2. Piano concert event management

And now to a topic that is especially close to my heart as a founder and content creator of Moving Classics new piano channel. Here in Munich we have some big concert halls and some well-established event organisations for piano concerts. They rent prestigious concert halls, book the famous pianists who return every year to play the same famous piano pieces. Without any doubt this strategy can be described as risk averse and as oak or robust type of strategy. I assume that one can find many cities that face the same type of piano event structure. The diagram shows the development. It is probably a slightly decreasing curve. The majority of the concert visitors is elderly, and the following generations are less piano interested, the reason why the curve is decreasing over the time. The big question is what happens when we have a tipping point like, for example, the Corona crisis? Could it be that some locations will be just no more profitable to rent because of the missing audience – the older generation gets older after the break and probably more careful to visit public events. Could it be that the robust strategy to offer traditional programs with the same stars of most of the piano event organisers is not an adequate answer to our new times?

The alternative reed and resilient type of strategy would be to rent smaller concert halls, offer more diverse programs, introduce new artists and last but not least to atomize the existing concert concepts and to go for new approaches.

This could be a much more resilient path because it attracts all generations and a greater diversity of music lovers and allows more flexibility. Now the best example for this successful approach is a start-up Fever Up that offers piano events in middle-size concert halls in the leading cities worldwide, with a perfect worked out lighting concept, a diverse program and new aspiring artists. And the backbone of all is an excellent AI based planning, booking, and marketing system. A very successful approach.

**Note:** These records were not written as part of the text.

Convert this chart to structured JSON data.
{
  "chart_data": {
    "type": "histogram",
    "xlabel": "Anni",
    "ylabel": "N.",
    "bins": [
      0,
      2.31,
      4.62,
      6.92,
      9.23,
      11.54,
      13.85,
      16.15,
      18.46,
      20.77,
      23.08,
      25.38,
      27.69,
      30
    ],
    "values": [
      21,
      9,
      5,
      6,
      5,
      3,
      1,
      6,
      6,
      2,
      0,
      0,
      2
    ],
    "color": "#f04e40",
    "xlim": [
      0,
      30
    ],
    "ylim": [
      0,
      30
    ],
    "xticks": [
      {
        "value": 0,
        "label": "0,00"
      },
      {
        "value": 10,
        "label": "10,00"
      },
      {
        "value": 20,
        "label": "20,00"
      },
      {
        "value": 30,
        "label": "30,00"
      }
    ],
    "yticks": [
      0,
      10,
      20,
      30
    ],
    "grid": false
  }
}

Times are changing very fast. The robust systems of most of the current piano event organisers might be not flexible enough.  I feel that after the corona break it is probably not the best to continue with the old robust path. It is better to change to a more diverse and more flexible resilient path.

The decision between robust and resilient strategies can be also applied on a higher level: It is always a question if art is a mirror of the society or if art is a trigger and frontrunner of new trends in society. A society that is going the robust path and is focusing on incremental changes and risk minimalization can face the danger that not only the level of cultural performance but also the total level of living is going down slowly and will face a tipping point if there are serious upheavals. A society instead, that is open to new ideas, curious, flexible and courageous to take risks is much more resilient and can react in a fast and flexible way to new developments and shocks.

And which strategy is Moving Classics following, which is my own answer to this changing times? Our goal is to introduce contemporary composers to the worldwide Internet community and explore new trends in modern piano music. Among more than 450 composers that I have interviewed and whose music I have already recorded there are some who are trendsetters and others whose music is a mirror of the society. This makes me wander between the resilient and robust paths of modern piano music. An exciting journey – to have the freedom being oak or reed depending on the situation or to slide in quiet waters and to surf on the rough new waves.

When it comes to concerts, Moving Classics tries to go new ways. Soon we will start the “Sunset Hour” concert series. It is a new concept in medium size concert halls with modern piano music. A concept that follows the resilient strategy path – risky if it will be accepted but anticipating new trends. Perhaps it can be one part in a big puzzle of new developments.

Piano music is art. In the eyes of many people regardless of genre, grand piano equals to classical music and classical music for them is the oak robust type of path.  But piano music stands also for innovation, discovering the unknown, exploring instead of exploiting. It is time to make the resilient path more visible.